"GOTTA LIGHT?" - DAVID LYNCH'S OPPENHEIMER MOMENT

Trust a maverick like David Lynch to execute the perfect cinematic reconstruction of Oppenheimer's 1945 Trinity test in the New Mexico desert in his now legendary episode 8 "Gotta Light?" of 'Twin Peaks - Season 3'. There's an absolute purity to the visual design of the hypnotic sequence that is both beautiful and terrifying all at once.

Moving slowly toward the mushroom cloud of destruction the camera seems to completely envelop inside the chaos of radioactive particles as a lengthy sequence of abstract fallout ensues while a nightmarish collage of intense sound design fused with Krzysztof Penderecki’s “Threnody to the Victims of Hiroshima” threatens to overwhelm the audience. If Terence Malick had made 'The Tree of Life' on heroin it might just look (and sound) something like this.

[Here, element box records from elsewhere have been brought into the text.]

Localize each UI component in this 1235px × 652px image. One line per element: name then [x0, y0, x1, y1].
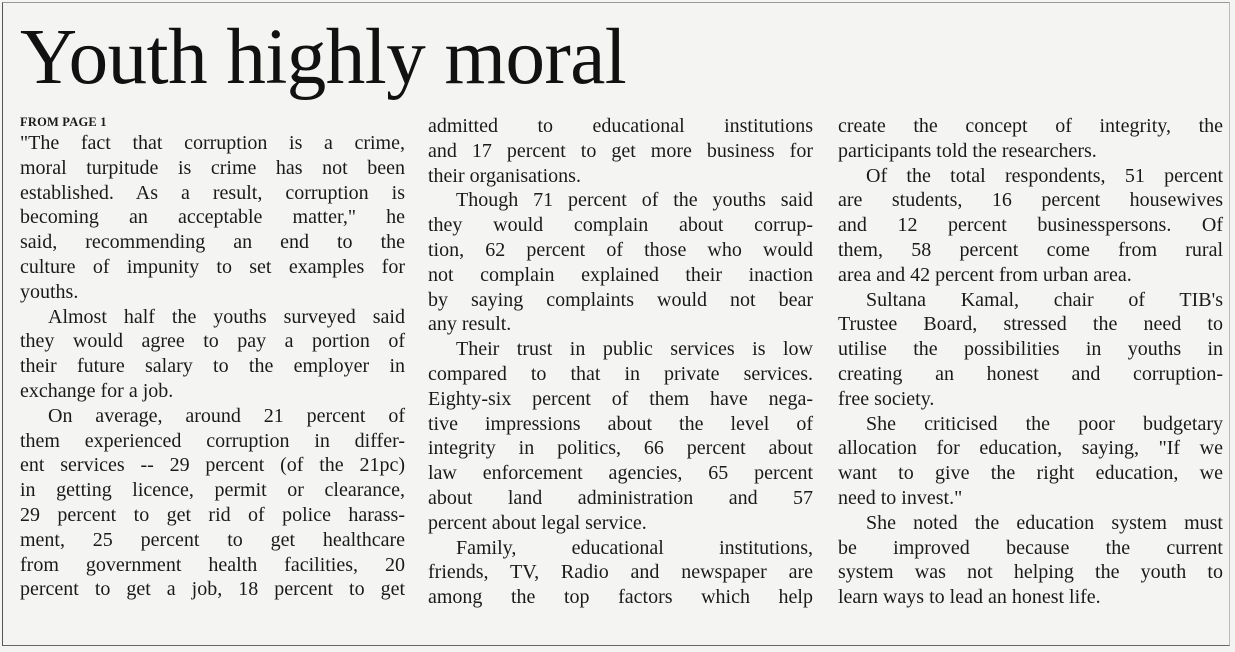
text-line: culture of impunity to set examples for	[20, 255, 405, 278]
text-line: percent about legal service.	[428, 511, 647, 534]
text-line: allocation for education, saying, "If we	[838, 437, 1223, 460]
from-page-label: FROM PAGE 1	[20, 115, 107, 129]
text-line: free society.	[838, 387, 935, 410]
text-line: On average, around 21 percent of	[48, 404, 405, 427]
text-line: tion, 62 percent of those who would	[428, 238, 813, 261]
paragraph: Almost half the youths surveyed said they…	[20, 305, 405, 404]
text-line: percent to get a job, 18 percent to get	[20, 578, 405, 601]
paragraph: Sultana Kamal, chair of TIB's Trustee Boa…	[838, 288, 1223, 412]
text-line: Trustee Board, stressed the need to	[838, 313, 1223, 336]
text-line: established. As a result, corruption is	[20, 181, 405, 204]
text-line: about land administration and 57	[428, 486, 813, 509]
text-line: need to invest."	[838, 486, 963, 509]
text-line: said, recommending an end to the	[20, 231, 405, 254]
text-line: Though 71 percent of the youths said	[456, 189, 813, 212]
text-line: them, 58 percent come from rural	[838, 238, 1223, 261]
text-line: Family, educational institutions,	[456, 536, 813, 559]
text-line: they would agree to pay a portion of	[20, 330, 405, 353]
text-line: exchange for a job.	[20, 379, 174, 402]
text-line: law enforcement agencies, 65 percent	[428, 462, 813, 485]
text-line: and 12 percent businesspersons. Of	[838, 214, 1223, 237]
text-line: She noted the education system must	[866, 511, 1223, 534]
text-line: create the concept of integrity, the	[838, 115, 1223, 137]
paragraph: Family, educational institutions, friends…	[428, 536, 813, 610]
article-column-3: create the concept of integrity, the part…	[838, 114, 1223, 610]
text-line: from government health facilities, 20	[20, 553, 405, 576]
article-column-1: FROM PAGE 1 "The fact that corruption is…	[20, 114, 405, 602]
text-line: "The fact that corruption is a crime,	[20, 132, 405, 154]
text-line: She criticised the poor budgetary	[866, 412, 1223, 435]
text-line: ment, 25 percent to get healthcare	[20, 528, 405, 551]
text-line: participants told the researchers.	[838, 139, 1097, 162]
text-line: Almost half the youths surveyed said	[48, 305, 405, 328]
text-line: they would complain about corrup-	[428, 214, 813, 237]
headline: Youth highly moral	[20, 14, 627, 101]
text-line: and 17 percent to get more business for	[428, 139, 813, 162]
paragraph: Though 71 percent of the youths said they…	[428, 188, 813, 337]
paragraph: She criticised the poor budgetary allocat…	[838, 412, 1223, 511]
paragraph: Of the total respondents, 51 percent are …	[838, 164, 1223, 288]
paragraph: "The fact that corruption is a crime, mor…	[20, 131, 405, 305]
text-line: admitted to educational institutions	[428, 115, 813, 137]
text-line: by saying complaints would not bear	[428, 288, 813, 311]
text-line: learn ways to lead an honest life.	[838, 586, 1101, 609]
text-line: them experienced corruption in differ-	[20, 429, 405, 452]
text-line: moral turpitude is crime has not been	[20, 156, 405, 179]
text-line: Of the total respondents, 51 percent	[866, 164, 1223, 187]
text-line: creating an honest and corruption-	[838, 362, 1223, 385]
text-line: among the top factors which help	[428, 586, 813, 609]
text-line: Sultana Kamal, chair of TIB's	[866, 288, 1223, 311]
text-line: Eighty-six percent of them have nega-	[428, 387, 813, 410]
text-line: youths.	[20, 280, 79, 303]
text-line: utilise the possibilities in youths in	[838, 338, 1223, 361]
text-line: becoming an acceptable matter," he	[20, 206, 405, 229]
text-line: tive impressions about the level of	[428, 412, 813, 435]
text-line: not complain explained their inaction	[428, 263, 813, 286]
paragraph: Their trust in public services is low com…	[428, 337, 813, 535]
article-column-2: admitted to educational institutions and …	[428, 114, 813, 610]
paragraph: On average, around 21 percent of them exp…	[20, 404, 405, 602]
text-line: be improved because the current	[838, 536, 1223, 559]
text-line: their organisations.	[428, 164, 581, 187]
text-line: Their trust in public services is low	[456, 338, 813, 361]
paragraph: admitted to educational institutions and …	[428, 114, 813, 188]
text-line: any result.	[428, 313, 512, 336]
text-line: integrity in politics, 66 percent about	[428, 437, 813, 460]
text-line: want to give the right education, we	[838, 462, 1223, 485]
text-line: in getting licence, permit or clearance,	[20, 479, 405, 502]
text-line: are students, 16 percent housewives	[838, 189, 1223, 212]
text-line: 29 percent to get rid of police harass-	[20, 503, 405, 526]
text-line: their future salary to the employer in	[20, 355, 405, 378]
paragraph: She noted the education system must be im…	[838, 511, 1223, 610]
text-line: system was not helping the youth to	[838, 561, 1223, 584]
paragraph: create the concept of integrity, the part…	[838, 114, 1223, 164]
text-line: friends, TV, Radio and newspaper are	[428, 561, 813, 584]
text-line: area and 42 percent from urban area.	[838, 263, 1132, 286]
text-line: compared to that in private services.	[428, 362, 813, 385]
text-line: ent services -- 29 percent (of the 21pc)	[20, 454, 405, 477]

Talk about a front-row seat, Lynch seems to want to mediate inside the thermal blast as if it's the bookend to the original big bang, an apocalyptic sequel of biblical proportions that can only bring darkness and death in its wake.

To have the confidence as an artist to create a sequence as audacious as this proves that, if for only these few mind-blowing moments, 'Twin Peaks - Season 3' was well worth the endless head fuckery of the near-incomprehensible plotlines throughout the rest of the series that we, the bewildered viewers, had to patiently endure.

Of course, not satisfied with just this iconic Trinity sequence alone, Lynch goes even further in forging a new chapter of American gothic surrealism by delivering a haunting set of scenes later in the very same episode.

Firstly we see the hatching of an unearthly amphibian-insectoid creature from an egg on the New Mexico explosion site that crawls through the desert night suggesting this 'thing' has been born from the detritus of the atomic bomb.

Then, we see a young girl (possibly Sarah Palmer, mother of the famously dead Laura Palmer) return home from a date in 1956 with a young boy (possibly Leland Palmer) in the eerie quietness of a small American desert town that literally appears "as black as moonlight on a moonless night" to quote Agent Cooper (Kyle MacLachlan) in an earlier episode of Twin Peaks - Season 1.

"Drink full, and descend."

This idyllic scene of classic Lynchian Americana is followed by the sight of a sinister woodsman with a black oil-covered face descending upon the isolated American town and who then carries out a murderous rampage of several civilians before taking to the airwaves of a local radio station and reciting these mysterious words on a loop: “This is the water, and this is the well. Drink full, and descend. The horse is the white of the eyes, and dark within.” This spine-chilling verse appears to act like a sorcerer's spell as all those in the town that hear it incanted through the crackling airwaves of their radios appear to fall immediately into a deep sleep like something from 'Sleeping Beauty' when, you'll remember, all the subjects of the kingdom entered a one-hundred-year state of repose.

And to cap it all off the amphibian-insectoid creature has now also arrived in the town as it makes its way purposely to the young girl ('sleeping beauty') fast asleep in her bedroom where it crawls slowly into her mouth before being swallowed deep inside her body.

All of these nightmarish scenes combined seem to suggest that a new age of evil had fallen upon America as a result of the birth of the atomic bomb in 45 and rather like that box of Pandora's there's no forcing the lid back down on the endless horrors which have now been unleashed.